From the Google code blog here's the skinny on the new WebP image format. It's based on the VP8 video codec. Things look pretty straight forward from a programming perspective.
From what I can see this is totally video-based and just rehashed for web images, i.e., YCbCr, and not CMYK or other printer-friendly formats. I am certain it is possible to convert between printer friendly and WebP but that's probably not what's on Google's mind. There is a wrapper technology that goes around the actual compressed image so the format can be extended.
Though as we have seen before Google seems to know very little about things like CMYK or color (management, correction, etc.). I suppose one day the format can be extended to include profiles and such.

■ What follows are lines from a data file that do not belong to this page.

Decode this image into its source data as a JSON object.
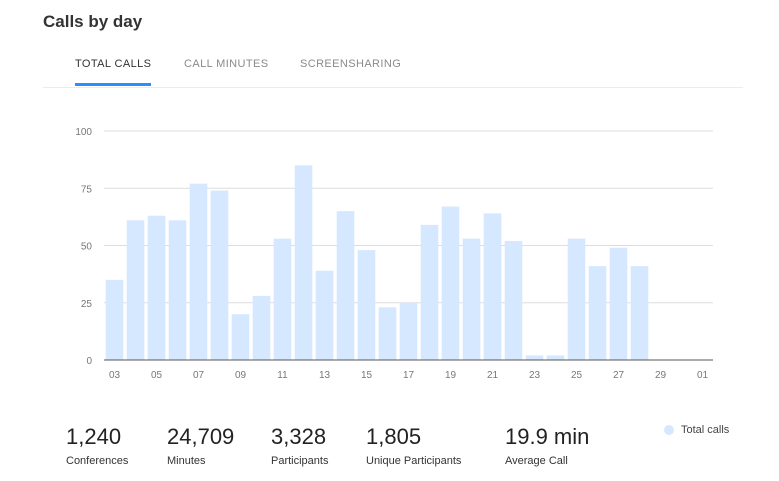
{
  "page": {
    "title": "Calls by day"
  },
  "tabs": [
    {
      "label": "TOTAL CALLS",
      "active": true
    },
    {
      "label": "CALL MINUTES",
      "active": false
    },
    {
      "label": "SCREENSHARING",
      "active": false
    }
  ],
  "chart_data": {
    "type": "bar",
    "title": "",
    "xlabel": "",
    "ylabel": "",
    "ylim": [
      0,
      100
    ],
    "yticks": [
      0,
      25,
      50,
      75,
      100
    ],
    "grid": true,
    "legend_position": "bottom-right",
    "bar_color": "#d5e8ff",
    "categories": [
      "03",
      "04",
      "05",
      "06",
      "07",
      "08",
      "09",
      "10",
      "11",
      "12",
      "13",
      "14",
      "15",
      "16",
      "17",
      "18",
      "19",
      "20",
      "21",
      "22",
      "23",
      "24",
      "25",
      "26",
      "27",
      "28",
      "29",
      "30",
      "01"
    ],
    "tick_labels": [
      "03",
      "05",
      "07",
      "09",
      "11",
      "13",
      "15",
      "17",
      "19",
      "21",
      "23",
      "25",
      "27",
      "29",
      "01"
    ],
    "series": [
      {
        "name": "Total calls",
        "values": [
          35,
          61,
          63,
          61,
          77,
          74,
          20,
          28,
          53,
          85,
          39,
          65,
          48,
          23,
          25,
          59,
          67,
          53,
          64,
          52,
          2,
          2,
          53,
          41,
          49,
          41,
          0,
          0,
          0
        ]
      }
    ]
  },
  "stats": [
    {
      "value": "1,240",
      "label": "Conferences"
    },
    {
      "value": "24,709",
      "label": "Minutes"
    },
    {
      "value": "3,328",
      "label": "Participants"
    },
    {
      "value": "1,805",
      "label": "Unique Participants"
    },
    {
      "value": "19.9 min",
      "label": "Average Call"
    }
  ],
  "legend": {
    "label": "Total calls",
    "color": "#d5e8ff"
  }
}
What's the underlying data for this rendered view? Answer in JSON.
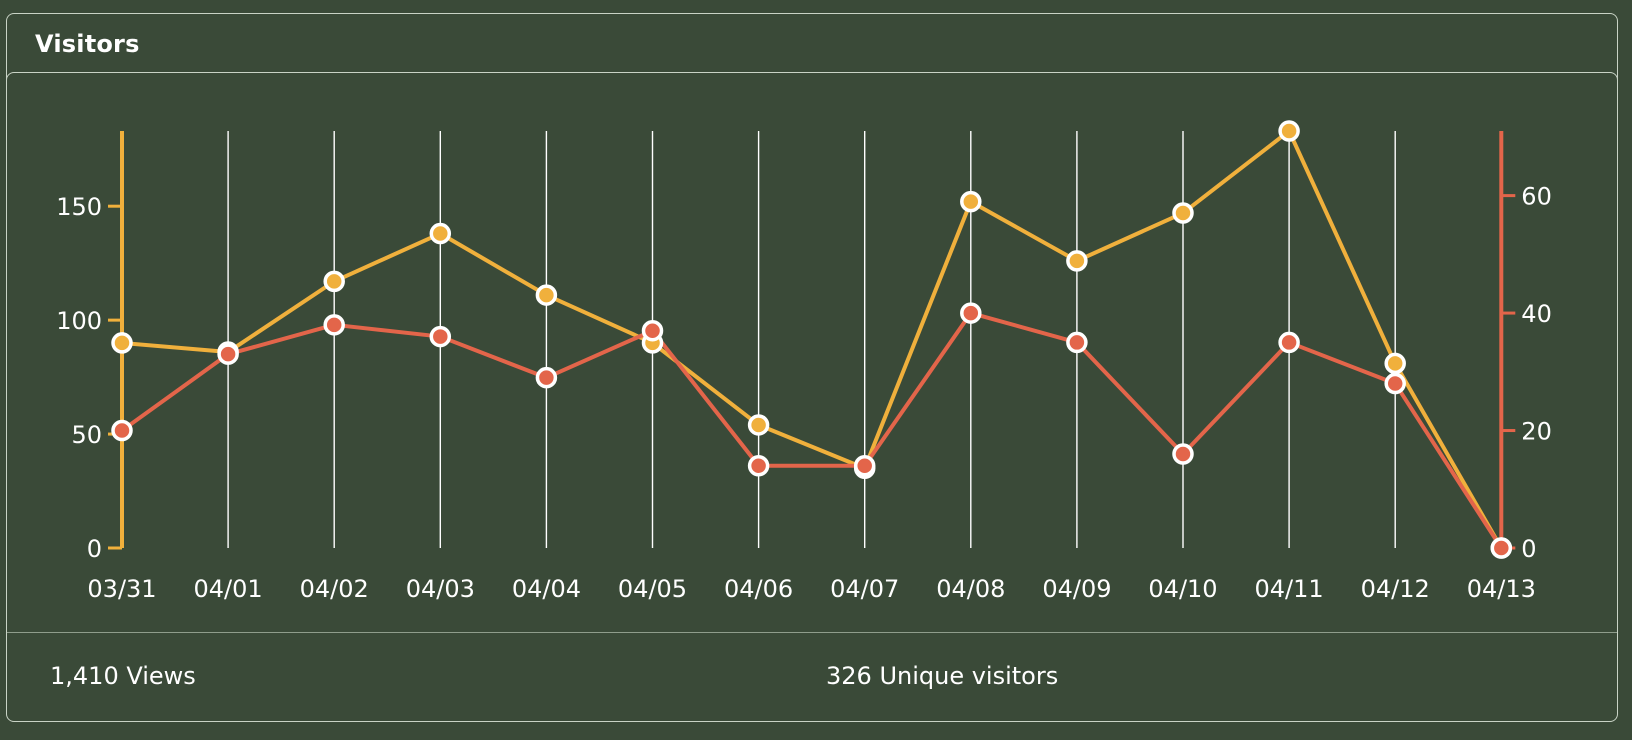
{
  "panel": {
    "title": "Visitors"
  },
  "summary": {
    "views": "1,410 Views",
    "unique_visitors": "326 Unique visitors"
  },
  "colors": {
    "background": "#3a4a38",
    "views_line": "#f0b03c",
    "visitors_line": "#e3654a",
    "gridline": "#ffffff"
  },
  "chart_data": {
    "type": "line",
    "categories": [
      "03/31",
      "04/01",
      "04/02",
      "04/03",
      "04/04",
      "04/05",
      "04/06",
      "04/07",
      "04/08",
      "04/09",
      "04/10",
      "04/11",
      "04/12",
      "04/13"
    ],
    "series": [
      {
        "key": "views",
        "color": "#f0b03c",
        "axis": "left",
        "values": [
          90,
          86,
          117,
          138,
          111,
          90,
          54,
          35,
          152,
          126,
          147,
          183,
          81,
          0
        ]
      },
      {
        "key": "visitors",
        "color": "#e3654a",
        "axis": "right",
        "values": [
          20,
          33,
          38,
          36,
          29,
          37,
          14,
          14,
          40,
          35,
          16,
          35,
          28,
          0
        ]
      }
    ],
    "y_left": {
      "ticks": [
        0,
        50,
        100,
        150
      ],
      "range": [
        0,
        183
      ]
    },
    "y_right": {
      "ticks": [
        0,
        20,
        40,
        60
      ],
      "range": [
        0,
        71
      ]
    },
    "grid": "vertical",
    "legend": "none"
  }
}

Their big issue here is the time it takes to load your kid's hi-rez birthday pics over the web. They claim "Images and photos make up about 65% of the bytes transmitted per web page today." and so they want to squeeze more band width out of their connections and more disk space out of their disk farms.
They don't like JPEG; apparently because its not good enough in terms of compression.
I imagine that once they are happy with all this your images stored in the vast archives will simply be converted to WebP for storage and back to whatever format you though you uploaded them in when you go to use/look at them.
I think this is probably a "sustainability move" to save on power and stop destroying the environment on their part... More likely to save them money in a bad economy - no need to buy as many disk drives and network switches - just crunch down what your sending through your existing infrastructure and just like that you have more infrastructure.
In Google's mind, at least, video is the new print.
You can see the comparative image result of WebP here. No printed results of course.
You can play with this yourself if you are interested.